“These imported cement products will give consumers a good choice and hopefully will prompt local cement producers to lower their price,” he said.
The DTI official said that because of the cheaper Chinese cement, he heard reports that Holcim Philippines, which has cement plants in Davao City and Misamis Oriental, and other companies are considering a price reduction.
Holcim, which was then called Union Cement, was among the local cement companies under the Philippine Cement Manufacturers Corp. who strongly opposed the dumping of cheap imported cement from neighboring countries like Taiwan, Japan and Indonesia six years ago. Claiming that the cheap imports may cause the local plants to lose money and shut down operations, they were able to successfully lobby with government to impose tariff on the cement imports.
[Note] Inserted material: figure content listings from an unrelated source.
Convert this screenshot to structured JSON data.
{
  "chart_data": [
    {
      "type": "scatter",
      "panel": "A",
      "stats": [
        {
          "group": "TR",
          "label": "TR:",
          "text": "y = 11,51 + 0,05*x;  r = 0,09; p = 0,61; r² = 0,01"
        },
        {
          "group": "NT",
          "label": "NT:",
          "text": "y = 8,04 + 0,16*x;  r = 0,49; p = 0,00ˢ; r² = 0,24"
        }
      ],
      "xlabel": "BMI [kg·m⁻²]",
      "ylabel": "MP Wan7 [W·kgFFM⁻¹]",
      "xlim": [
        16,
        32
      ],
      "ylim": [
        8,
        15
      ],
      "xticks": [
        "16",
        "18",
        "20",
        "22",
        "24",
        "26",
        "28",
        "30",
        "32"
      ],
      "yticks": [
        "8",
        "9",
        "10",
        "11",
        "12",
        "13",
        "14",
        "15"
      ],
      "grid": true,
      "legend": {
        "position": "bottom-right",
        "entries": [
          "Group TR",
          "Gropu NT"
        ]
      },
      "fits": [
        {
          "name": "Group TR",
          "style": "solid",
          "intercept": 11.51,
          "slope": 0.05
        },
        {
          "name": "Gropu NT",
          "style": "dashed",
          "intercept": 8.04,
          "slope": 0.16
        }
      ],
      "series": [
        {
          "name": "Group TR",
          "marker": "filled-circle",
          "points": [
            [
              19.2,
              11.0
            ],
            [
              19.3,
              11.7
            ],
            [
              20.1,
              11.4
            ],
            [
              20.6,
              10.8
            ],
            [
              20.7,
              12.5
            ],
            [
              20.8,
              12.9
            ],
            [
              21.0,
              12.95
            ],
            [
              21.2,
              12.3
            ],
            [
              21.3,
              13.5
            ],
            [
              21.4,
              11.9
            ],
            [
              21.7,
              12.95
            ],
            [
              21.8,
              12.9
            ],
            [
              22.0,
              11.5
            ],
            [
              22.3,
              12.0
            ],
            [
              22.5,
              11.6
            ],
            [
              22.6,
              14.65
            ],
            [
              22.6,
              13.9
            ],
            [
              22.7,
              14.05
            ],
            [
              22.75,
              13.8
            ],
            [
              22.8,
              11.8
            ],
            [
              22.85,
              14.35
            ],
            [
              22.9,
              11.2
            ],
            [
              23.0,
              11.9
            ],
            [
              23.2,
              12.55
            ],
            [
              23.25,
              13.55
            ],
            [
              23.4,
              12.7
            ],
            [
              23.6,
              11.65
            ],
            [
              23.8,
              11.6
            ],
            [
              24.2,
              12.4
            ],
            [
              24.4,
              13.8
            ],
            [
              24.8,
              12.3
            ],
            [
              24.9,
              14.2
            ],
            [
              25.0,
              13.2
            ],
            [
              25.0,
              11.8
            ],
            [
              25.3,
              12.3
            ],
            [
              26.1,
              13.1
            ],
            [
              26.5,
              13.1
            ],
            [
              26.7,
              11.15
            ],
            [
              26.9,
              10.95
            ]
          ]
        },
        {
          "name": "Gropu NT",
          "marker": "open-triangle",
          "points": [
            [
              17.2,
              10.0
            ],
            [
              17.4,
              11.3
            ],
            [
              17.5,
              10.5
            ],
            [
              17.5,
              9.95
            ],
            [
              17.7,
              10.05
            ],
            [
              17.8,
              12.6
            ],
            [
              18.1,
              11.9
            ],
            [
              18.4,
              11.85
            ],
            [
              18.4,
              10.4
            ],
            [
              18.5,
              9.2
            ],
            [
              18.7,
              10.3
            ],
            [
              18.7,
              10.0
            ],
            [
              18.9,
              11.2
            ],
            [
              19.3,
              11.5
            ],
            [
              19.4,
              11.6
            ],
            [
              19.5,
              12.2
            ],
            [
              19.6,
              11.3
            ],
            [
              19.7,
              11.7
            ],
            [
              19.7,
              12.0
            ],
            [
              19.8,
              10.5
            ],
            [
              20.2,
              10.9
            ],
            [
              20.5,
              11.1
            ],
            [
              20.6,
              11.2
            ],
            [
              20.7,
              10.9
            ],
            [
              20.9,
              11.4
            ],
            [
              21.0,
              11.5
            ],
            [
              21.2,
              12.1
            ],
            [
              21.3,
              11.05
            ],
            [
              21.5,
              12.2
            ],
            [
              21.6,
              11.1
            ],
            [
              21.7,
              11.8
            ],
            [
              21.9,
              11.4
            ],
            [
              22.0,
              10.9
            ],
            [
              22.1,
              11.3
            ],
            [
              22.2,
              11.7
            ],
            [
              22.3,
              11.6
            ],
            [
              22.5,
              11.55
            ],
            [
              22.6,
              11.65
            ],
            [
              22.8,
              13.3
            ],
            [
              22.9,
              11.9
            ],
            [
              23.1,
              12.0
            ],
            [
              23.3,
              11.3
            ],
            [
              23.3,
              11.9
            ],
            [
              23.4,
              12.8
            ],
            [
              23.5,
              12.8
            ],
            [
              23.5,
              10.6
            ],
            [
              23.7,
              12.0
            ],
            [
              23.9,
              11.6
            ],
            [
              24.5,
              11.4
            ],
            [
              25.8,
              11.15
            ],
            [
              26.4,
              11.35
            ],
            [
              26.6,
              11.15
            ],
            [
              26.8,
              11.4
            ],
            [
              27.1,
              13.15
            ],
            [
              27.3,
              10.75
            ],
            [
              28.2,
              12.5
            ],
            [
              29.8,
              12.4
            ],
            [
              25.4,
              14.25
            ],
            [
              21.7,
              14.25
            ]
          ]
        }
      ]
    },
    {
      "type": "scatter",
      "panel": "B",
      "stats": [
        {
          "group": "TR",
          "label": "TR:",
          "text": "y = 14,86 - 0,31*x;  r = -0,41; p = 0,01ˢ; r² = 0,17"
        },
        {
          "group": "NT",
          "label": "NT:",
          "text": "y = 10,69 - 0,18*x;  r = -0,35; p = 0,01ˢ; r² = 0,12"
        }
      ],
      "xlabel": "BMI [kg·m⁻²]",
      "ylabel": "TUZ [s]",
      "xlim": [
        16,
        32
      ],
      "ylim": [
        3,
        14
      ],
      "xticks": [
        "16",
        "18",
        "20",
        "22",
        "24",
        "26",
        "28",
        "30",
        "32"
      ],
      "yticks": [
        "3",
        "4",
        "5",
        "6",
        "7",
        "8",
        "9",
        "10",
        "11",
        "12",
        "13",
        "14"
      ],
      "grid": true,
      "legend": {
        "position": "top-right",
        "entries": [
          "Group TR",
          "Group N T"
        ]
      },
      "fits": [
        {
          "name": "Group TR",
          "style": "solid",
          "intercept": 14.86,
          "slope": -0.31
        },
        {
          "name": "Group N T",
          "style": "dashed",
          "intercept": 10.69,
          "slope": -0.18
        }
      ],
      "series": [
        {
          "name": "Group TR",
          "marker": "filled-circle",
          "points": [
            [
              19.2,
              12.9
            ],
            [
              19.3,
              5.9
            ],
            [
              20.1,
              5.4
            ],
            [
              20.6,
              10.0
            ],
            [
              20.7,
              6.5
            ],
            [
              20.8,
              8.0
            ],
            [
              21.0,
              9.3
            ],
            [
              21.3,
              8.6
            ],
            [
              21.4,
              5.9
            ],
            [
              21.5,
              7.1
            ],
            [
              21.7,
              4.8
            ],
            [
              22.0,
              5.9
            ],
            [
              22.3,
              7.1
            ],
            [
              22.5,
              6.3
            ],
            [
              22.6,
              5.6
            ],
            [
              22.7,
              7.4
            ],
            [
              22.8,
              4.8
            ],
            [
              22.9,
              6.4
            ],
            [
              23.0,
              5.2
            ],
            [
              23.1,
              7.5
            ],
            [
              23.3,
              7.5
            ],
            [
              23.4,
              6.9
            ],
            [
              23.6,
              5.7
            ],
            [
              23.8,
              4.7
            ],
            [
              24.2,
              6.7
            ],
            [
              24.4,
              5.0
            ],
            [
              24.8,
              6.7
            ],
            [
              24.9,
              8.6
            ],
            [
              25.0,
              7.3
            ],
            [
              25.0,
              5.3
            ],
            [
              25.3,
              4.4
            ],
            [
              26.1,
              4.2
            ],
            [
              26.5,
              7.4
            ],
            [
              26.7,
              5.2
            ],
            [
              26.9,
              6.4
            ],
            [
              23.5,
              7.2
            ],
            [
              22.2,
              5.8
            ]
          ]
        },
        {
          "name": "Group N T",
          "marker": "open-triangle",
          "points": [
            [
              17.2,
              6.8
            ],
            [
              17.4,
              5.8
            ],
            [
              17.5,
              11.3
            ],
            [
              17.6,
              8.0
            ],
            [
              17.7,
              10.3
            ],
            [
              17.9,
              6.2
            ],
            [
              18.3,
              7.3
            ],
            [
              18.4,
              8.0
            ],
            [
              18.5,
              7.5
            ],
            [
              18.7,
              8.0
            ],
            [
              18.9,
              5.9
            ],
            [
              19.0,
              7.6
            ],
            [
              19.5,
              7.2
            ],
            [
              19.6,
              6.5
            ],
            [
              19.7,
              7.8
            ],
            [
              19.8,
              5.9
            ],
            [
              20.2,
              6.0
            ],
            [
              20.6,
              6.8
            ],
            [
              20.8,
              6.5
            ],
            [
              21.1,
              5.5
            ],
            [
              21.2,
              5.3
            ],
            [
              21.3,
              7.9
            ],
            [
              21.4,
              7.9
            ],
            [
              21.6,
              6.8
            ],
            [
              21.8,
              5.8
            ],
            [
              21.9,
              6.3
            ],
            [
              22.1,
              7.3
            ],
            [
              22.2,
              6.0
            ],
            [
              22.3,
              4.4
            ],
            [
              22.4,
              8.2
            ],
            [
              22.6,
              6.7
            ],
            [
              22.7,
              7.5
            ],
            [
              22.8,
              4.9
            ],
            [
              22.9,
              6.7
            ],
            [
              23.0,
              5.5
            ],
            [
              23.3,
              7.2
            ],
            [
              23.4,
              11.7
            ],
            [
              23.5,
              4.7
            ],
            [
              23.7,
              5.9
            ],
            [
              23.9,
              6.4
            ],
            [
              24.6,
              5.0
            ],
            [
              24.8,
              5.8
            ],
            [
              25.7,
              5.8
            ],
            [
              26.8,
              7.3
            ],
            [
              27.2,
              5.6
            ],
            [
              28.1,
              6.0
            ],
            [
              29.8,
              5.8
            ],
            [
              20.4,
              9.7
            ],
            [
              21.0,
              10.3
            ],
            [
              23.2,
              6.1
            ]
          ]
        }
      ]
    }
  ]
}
Mastura said the Chinese cement that entered Polloc were levied with the necessary customs charges.
A few months ago, cement shortage was experienced in Central Mindanao and ARMM, resulting in higher prices beyond the suggested retail price set by local manufacturers. But Holcim regional sales chief Ernesto Paredes later assured trade officials the company could supply the 70,000-bag daily requirement of Central Mindanao.
Mastura said half of the imported Chinese cement was brought to General Santos City for the expansion works at the fish port complex that is being funded with Chinese money.
“We hope this trade link would continue and other importers would follow suit. The shipment showed to other shippers that it is possible to directly use the Polloc port as an offloading point,” Mastura said.
Mastura said they hope export mango, banana, copra, activated carbon and other products to China. But MV Hofeng 7 left for China without carrying locally produced cargoes.
“What’s important is that we have already established a trade route to China,” he said.